Afrika ülkelerinden cesaretli politikalar
Afrika ülkeleri de parasal egemenliğe doğru kararlı adımlar atıyor. Tanzanya tüm yerel işlemlerde yabancı para birimlerinin kullanımını resmen yasakladı ve Kenya ve diğer Doğu Afrika Topluluğu (EAC) ülkeleri için uygun ortam hazırladı.
Nijerya BRICS’e ortak ülke olarak katıldı ve ikili ticaret anlaşmalarında yerel para birimlerini kullanmaya istekli olduğunu belirtti. Gana ise petrol ithalatını artık altınla ödüyor.
Piyasalara etkileri ve ABD Doları’nın geleceği
Finans analistleri, bu dolarsızlaştırma çabalarının ABD ekonomisi için ciddi sonuçlar doğurabileceği konusunda uyarıyor. Bu endişelere ek olarak, Moody’s’in ABD kredi borç notunu düşürmesi, ABD varlıklarının güvenli limanlar olduğuna olan inancı da daha da zayıflatmış durumda.

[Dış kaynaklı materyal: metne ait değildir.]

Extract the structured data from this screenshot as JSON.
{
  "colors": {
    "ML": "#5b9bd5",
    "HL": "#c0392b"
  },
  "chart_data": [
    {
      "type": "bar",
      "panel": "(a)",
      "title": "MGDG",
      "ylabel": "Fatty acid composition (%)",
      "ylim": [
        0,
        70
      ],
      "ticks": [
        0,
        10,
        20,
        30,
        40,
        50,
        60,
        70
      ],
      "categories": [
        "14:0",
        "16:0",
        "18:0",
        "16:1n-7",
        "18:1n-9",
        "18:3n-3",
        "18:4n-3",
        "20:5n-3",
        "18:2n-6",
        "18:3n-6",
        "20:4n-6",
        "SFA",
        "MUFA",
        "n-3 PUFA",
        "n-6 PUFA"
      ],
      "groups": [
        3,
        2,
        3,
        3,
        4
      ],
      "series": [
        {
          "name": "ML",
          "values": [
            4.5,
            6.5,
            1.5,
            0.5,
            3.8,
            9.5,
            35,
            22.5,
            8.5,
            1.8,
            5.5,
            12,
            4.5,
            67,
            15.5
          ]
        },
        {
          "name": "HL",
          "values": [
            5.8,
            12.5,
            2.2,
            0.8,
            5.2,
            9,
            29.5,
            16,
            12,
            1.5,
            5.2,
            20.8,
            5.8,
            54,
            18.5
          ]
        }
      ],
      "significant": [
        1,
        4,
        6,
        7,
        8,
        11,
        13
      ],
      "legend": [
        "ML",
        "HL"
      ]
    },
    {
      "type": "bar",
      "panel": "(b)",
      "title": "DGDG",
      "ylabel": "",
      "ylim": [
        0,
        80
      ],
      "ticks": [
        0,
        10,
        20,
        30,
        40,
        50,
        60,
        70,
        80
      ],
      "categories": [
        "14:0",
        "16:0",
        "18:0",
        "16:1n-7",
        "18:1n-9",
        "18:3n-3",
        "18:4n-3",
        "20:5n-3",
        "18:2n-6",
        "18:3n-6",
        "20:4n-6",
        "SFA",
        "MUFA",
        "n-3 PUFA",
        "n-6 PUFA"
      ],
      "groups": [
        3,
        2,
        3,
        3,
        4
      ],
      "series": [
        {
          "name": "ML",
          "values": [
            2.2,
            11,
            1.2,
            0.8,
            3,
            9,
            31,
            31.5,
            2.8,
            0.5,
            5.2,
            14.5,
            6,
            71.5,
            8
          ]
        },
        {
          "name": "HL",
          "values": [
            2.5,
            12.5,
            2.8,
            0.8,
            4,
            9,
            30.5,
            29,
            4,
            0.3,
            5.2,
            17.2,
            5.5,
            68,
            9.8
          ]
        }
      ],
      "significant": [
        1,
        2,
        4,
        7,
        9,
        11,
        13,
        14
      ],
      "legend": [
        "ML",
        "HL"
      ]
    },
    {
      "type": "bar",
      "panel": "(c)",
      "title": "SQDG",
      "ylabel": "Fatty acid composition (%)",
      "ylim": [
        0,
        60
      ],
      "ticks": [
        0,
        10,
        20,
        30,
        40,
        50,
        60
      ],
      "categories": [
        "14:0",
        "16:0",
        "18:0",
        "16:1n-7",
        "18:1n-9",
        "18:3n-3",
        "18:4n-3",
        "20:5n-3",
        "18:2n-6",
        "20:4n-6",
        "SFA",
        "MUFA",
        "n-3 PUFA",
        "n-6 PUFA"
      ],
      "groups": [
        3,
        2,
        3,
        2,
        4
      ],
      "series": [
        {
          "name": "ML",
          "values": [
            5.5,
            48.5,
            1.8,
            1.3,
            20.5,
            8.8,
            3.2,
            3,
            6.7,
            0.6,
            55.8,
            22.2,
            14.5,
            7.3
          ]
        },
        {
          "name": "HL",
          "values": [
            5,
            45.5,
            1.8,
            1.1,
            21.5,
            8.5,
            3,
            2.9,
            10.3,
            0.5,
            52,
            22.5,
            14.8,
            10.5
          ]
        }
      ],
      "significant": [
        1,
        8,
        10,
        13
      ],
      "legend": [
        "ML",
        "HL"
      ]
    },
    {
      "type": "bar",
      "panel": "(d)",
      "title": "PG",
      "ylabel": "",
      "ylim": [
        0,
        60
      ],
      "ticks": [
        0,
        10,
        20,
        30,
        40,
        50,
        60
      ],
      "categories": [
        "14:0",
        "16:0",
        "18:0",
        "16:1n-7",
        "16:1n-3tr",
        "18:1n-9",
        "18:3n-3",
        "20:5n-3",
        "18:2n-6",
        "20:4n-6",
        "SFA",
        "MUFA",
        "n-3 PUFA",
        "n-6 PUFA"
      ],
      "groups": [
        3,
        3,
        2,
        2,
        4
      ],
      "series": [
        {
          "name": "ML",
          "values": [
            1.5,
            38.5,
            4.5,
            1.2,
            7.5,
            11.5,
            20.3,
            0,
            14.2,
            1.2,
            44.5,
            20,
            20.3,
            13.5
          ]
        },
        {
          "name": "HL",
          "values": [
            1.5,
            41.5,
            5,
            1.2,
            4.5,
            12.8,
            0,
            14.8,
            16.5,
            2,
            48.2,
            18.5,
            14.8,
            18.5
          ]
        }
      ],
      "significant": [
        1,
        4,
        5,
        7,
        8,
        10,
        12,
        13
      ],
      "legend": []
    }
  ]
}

Deutsche Bank yakın tarihli bir analizinde şunları kaydediyor: “Sermaye akışı tahsislerindeki büyük değişimlerin döviz hareketlerini düzensiz hale gelme riski bulunuyor.”
Goldman Sachs analisti Jan Hatzius ise şunları söylüyor: “Ticaret ağırlıklı geniş bir temelde dolarda son zamanlardaki yüzde 5’lik değer kaybının daha da ilerlemesi gerektiğine inanıyorum.”
Durum, iç faktörler tarafından da karmaşık hale getiriliyor. Tarafsız analistlere göre, Trump’ın vergi tasarısı ülkenin borcuna 3 ila 5 trilyon dolar ekleyecek. Bu şişen mali borç, ticaret sürtüşmeleri ve zayıflayan güvenle birleşince, ABD piyasalarını ağır bir şekilde etkileme potansiyeli taşıyor.
Şimdilik bu eğilimin yavaşlama belirtisi göstermediği, söz konusu birlik ve ittifaklarla 70’in üzerinde ülkenin dolarsızlaşma sürecine dahil olduğu ve hatta daha fazla ülkenin de mevcut girişimlere katılmasıyla hızlandığı bir süreç yaşanıyor.